In intelligence, patent communities, intelligence of many can inform decisions, build information databases. But there are grounds for caution that integrity of information may be endangered.
Written by Richard Koman, Contributor
While the Patent and Trademark Office received high Web 2.0 marks for implementing a Wikipedia-style experiment in patent review, expect the government to move very slowly towards letting the public update information on government websites, Government Computer News reports.
“The ability of a user to add content to a site is troublesome,” said Paul Henry, vice president of Secure Computing Corp. of San Jose, Calif. “In allowing everyone to add content, integrity goes right out the window.”

“I’m not seeing a huge uptake on public-facing Web 2.0” in government, Henry said. “I’m pleased with that.”
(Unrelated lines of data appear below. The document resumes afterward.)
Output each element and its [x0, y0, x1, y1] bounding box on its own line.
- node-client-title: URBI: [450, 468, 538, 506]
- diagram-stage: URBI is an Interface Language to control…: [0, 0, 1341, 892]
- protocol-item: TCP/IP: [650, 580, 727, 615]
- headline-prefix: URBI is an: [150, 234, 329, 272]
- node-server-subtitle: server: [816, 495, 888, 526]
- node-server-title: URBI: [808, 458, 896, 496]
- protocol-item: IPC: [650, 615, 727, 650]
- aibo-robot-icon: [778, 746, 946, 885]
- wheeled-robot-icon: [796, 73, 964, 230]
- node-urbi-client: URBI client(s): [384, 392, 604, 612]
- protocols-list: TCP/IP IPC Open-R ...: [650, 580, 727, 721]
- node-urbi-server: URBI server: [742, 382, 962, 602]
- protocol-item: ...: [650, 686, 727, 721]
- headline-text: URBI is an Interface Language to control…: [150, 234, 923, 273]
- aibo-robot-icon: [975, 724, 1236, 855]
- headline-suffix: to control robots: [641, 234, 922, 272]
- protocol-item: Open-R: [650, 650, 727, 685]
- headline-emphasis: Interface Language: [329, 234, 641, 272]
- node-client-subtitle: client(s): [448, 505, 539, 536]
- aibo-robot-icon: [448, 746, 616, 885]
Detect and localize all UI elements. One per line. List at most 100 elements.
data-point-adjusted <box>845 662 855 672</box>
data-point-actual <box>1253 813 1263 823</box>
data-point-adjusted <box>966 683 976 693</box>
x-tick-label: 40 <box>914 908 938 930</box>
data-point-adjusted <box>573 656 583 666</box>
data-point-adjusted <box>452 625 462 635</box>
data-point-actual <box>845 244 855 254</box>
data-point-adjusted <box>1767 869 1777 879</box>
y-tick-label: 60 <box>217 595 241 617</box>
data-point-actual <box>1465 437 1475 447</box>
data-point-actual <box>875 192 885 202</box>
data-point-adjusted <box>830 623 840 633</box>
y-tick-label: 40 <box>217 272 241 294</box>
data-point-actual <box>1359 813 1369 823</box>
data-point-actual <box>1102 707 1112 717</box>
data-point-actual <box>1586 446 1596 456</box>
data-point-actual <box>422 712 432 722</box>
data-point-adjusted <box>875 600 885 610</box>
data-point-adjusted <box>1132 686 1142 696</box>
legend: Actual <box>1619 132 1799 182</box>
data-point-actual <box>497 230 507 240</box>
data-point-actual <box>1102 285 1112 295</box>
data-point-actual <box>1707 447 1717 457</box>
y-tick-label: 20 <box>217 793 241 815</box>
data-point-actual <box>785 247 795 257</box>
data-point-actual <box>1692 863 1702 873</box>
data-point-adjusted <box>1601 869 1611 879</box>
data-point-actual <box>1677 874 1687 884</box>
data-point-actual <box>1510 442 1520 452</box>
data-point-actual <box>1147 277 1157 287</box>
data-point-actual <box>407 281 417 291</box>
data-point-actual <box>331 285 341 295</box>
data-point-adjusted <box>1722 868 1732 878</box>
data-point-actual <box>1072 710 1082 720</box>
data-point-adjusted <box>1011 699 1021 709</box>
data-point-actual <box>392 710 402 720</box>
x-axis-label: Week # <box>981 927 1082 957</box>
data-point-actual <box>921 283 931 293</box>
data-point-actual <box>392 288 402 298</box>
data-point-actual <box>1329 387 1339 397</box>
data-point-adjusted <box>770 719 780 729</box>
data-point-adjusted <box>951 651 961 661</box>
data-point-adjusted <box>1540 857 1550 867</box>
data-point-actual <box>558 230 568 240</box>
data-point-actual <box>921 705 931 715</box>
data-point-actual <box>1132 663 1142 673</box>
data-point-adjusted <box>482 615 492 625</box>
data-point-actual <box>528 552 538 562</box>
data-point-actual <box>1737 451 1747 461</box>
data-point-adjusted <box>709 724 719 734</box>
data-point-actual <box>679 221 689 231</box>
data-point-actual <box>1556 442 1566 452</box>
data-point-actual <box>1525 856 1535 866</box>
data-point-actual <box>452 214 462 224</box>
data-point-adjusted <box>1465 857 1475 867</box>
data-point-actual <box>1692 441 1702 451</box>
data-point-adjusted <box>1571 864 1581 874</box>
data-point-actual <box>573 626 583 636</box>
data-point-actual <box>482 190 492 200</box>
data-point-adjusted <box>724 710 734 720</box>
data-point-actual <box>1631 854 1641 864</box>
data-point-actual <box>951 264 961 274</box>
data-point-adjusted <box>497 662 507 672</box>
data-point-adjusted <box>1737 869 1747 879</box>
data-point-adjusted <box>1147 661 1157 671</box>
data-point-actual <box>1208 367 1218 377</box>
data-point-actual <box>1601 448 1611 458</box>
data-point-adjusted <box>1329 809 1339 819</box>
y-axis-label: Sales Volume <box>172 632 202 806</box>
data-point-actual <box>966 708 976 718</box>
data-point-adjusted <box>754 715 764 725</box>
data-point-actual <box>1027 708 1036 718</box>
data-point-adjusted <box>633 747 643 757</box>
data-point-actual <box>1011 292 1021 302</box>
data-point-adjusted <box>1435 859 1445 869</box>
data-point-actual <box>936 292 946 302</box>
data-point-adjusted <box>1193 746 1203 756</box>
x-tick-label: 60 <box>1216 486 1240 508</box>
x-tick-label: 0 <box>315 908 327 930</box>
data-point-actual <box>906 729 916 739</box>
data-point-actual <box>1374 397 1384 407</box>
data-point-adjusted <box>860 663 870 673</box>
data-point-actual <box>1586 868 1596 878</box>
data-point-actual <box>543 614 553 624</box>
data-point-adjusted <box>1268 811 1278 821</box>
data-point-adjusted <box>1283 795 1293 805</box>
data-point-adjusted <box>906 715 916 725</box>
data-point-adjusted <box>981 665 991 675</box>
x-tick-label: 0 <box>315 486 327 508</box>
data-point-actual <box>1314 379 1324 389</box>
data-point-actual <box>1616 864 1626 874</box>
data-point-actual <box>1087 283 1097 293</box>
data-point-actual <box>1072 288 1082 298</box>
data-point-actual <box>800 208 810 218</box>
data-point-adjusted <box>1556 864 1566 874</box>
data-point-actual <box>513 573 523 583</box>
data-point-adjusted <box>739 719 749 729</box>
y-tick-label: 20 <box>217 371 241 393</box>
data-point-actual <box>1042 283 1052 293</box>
Caution on public sites is one thing, but Web 2.0 has huge potential for agencies to collect intelligence from individual employees.

Intellipedia is a collaborative intranet tool intended to bring some real community to the intelligence community. The Intellipedia was set up late last year, consciously copying the Wikipedia model. It is a classified hierarchy of wiki sites on intranets. A top-secret site is the most restricted and serves the 16 intelligence agencies. The secret site primarily serves diplomatic and military users, and an unclassified site is for other government users and invited outsiders.

It has 7,000 users and some 60,000 pages of information. And the CIA created a sabbatical program to teach officials how to use Intellipedia. Other agencies are showing interest in similar approaches.

Of the PTO program to involve outside experts in patent app evaluation, Henry says: "It should be interesting to see how much garbage they get."

But GCN's William Jackson gets it a little more:

Yes, interesting. If it is too much garbage the program can be tweaked or killed with little or no harm done. But if it works it just might make government more efficient. It seems a gamble worth taking.